From a business stand point, how has working with Will enhanced your career?
From any stand point, working with Will has been life changing. Will is an incredible person, everyone loves him and you can easily see why. He knows his sh*t and he really cares about people and relationships. He’s not a suit. He’s a blessing. I know millions of people would kill to be in this position I’m in, so I do not take it for granted at all. I look up to Will and the empire he’s built and definitely will continue to work to show him I got it every day.

Is there one artist you would ever consider as your “spirit animal”?
The-Dream. We are both virgos. I feel like we are cut from the same cloth. His album Love/Hate changed my life. The way he creates music, his style, his writing, his concepts — I really think he is one of the GOATs of our generation.

What collaboration would make you say “damn, I made it?”
Right now the easy answer would be if I got a Drake verse it would be over with instantly! If we are talking actual collaborations like not e-mailing a verse, I’d have to say Eminem because I grew up listening to Em and had actual dreams of being in the studio with Em. I had a dream once that Dre and Em scooped me up in a helicopter to go to this raw ass studio in L.A.
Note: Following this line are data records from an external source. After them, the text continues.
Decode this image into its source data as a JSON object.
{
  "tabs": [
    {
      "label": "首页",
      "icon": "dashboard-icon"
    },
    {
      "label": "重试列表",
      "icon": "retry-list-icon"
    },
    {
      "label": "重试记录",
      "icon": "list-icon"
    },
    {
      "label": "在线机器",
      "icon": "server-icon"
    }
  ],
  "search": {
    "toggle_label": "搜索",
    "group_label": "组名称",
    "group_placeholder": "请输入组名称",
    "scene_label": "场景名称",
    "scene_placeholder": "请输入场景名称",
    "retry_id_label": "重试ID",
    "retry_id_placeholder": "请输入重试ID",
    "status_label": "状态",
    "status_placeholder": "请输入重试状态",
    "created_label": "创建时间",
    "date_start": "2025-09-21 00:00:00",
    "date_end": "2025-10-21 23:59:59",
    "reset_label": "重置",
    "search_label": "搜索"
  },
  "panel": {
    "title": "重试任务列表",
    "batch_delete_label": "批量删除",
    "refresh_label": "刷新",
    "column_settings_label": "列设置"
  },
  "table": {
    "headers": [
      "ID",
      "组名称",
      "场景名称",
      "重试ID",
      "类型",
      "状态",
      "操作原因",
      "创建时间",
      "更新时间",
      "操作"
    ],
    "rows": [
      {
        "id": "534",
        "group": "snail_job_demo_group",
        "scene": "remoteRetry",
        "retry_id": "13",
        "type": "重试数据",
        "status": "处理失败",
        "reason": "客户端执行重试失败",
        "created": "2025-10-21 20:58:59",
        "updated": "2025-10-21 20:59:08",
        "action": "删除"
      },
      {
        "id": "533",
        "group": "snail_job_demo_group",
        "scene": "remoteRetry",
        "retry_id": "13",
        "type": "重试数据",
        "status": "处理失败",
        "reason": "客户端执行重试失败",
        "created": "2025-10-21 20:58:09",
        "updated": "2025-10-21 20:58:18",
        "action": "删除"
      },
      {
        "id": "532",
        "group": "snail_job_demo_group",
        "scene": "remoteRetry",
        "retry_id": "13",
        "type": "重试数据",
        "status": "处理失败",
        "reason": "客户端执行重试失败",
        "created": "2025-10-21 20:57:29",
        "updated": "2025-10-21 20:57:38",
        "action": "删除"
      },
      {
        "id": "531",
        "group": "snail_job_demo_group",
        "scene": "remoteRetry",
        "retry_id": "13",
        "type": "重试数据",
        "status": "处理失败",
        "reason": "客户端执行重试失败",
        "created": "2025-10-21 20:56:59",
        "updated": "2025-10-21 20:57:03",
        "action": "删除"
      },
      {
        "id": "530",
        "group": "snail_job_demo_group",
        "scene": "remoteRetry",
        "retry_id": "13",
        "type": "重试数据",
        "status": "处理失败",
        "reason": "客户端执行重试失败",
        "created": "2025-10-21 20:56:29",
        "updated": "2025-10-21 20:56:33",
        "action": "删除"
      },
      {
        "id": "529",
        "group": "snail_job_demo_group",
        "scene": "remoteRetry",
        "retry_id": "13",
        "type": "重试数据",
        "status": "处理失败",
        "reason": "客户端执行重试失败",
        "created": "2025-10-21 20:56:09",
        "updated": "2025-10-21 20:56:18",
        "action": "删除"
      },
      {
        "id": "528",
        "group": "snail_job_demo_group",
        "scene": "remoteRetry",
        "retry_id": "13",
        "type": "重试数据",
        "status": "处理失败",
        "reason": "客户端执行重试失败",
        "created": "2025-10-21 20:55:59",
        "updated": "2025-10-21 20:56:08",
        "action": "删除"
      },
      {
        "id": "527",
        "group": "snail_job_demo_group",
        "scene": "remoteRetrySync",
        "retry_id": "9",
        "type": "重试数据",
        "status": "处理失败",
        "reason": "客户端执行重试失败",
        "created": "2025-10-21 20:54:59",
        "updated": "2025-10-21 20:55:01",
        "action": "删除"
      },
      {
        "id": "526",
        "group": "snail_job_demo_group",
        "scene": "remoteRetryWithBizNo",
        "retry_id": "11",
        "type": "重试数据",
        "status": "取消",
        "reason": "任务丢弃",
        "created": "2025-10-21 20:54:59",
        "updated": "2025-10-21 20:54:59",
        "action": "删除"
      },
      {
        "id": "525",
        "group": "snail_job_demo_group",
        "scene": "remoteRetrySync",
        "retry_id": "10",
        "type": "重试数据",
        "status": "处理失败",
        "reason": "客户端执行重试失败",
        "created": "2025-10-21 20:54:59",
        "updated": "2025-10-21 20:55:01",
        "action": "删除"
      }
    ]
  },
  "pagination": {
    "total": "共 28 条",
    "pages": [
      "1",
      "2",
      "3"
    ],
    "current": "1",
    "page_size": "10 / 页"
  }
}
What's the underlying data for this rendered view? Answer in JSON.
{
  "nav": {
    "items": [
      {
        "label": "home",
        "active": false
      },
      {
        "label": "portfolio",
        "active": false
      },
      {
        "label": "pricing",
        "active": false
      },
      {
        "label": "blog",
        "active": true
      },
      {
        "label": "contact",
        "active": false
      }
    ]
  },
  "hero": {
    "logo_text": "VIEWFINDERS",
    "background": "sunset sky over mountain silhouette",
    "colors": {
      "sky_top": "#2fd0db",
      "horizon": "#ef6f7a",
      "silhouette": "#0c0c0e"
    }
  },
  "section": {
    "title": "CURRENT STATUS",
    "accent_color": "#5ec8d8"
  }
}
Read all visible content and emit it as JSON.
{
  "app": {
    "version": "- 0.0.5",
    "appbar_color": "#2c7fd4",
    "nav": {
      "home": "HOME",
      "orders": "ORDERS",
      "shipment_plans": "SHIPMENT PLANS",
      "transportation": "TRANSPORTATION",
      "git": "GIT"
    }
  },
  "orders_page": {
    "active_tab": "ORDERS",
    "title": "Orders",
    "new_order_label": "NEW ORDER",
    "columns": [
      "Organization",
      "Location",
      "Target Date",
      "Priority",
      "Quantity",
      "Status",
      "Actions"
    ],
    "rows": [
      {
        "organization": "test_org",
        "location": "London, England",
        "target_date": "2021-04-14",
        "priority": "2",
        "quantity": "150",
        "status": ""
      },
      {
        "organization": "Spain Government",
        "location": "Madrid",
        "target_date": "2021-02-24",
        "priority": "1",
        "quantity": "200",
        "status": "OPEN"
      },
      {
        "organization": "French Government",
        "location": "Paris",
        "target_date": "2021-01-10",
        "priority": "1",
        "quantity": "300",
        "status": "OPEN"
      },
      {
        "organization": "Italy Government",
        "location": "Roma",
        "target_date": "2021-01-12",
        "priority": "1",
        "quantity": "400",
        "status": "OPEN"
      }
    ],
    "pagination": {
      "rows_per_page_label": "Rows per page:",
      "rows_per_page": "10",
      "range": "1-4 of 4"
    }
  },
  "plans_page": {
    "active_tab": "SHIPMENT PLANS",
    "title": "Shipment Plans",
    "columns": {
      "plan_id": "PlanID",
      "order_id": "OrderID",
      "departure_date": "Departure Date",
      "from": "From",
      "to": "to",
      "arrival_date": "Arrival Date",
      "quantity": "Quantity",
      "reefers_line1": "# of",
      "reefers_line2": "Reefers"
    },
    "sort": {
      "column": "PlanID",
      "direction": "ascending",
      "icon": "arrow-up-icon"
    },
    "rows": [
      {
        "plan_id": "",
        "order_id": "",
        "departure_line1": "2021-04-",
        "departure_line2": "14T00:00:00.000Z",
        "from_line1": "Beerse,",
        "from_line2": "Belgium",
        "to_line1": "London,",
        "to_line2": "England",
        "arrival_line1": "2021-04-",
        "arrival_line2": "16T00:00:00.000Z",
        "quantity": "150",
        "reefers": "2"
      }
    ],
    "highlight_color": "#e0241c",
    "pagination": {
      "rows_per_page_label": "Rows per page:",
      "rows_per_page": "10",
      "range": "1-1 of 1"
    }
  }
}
If your song “Need It” could be a painting, describe how it would look visually in the best way you can?
It would have to be something in the painting that instantly strikes you in it, so you have to look, but it may take you a few glances around to really understand the whole piece. It would be full of color, striking whites, blues, pinks, a lot of detail and have different meanings depending on who is looking at it and the environment they are in. Sensual. Moody. Dark.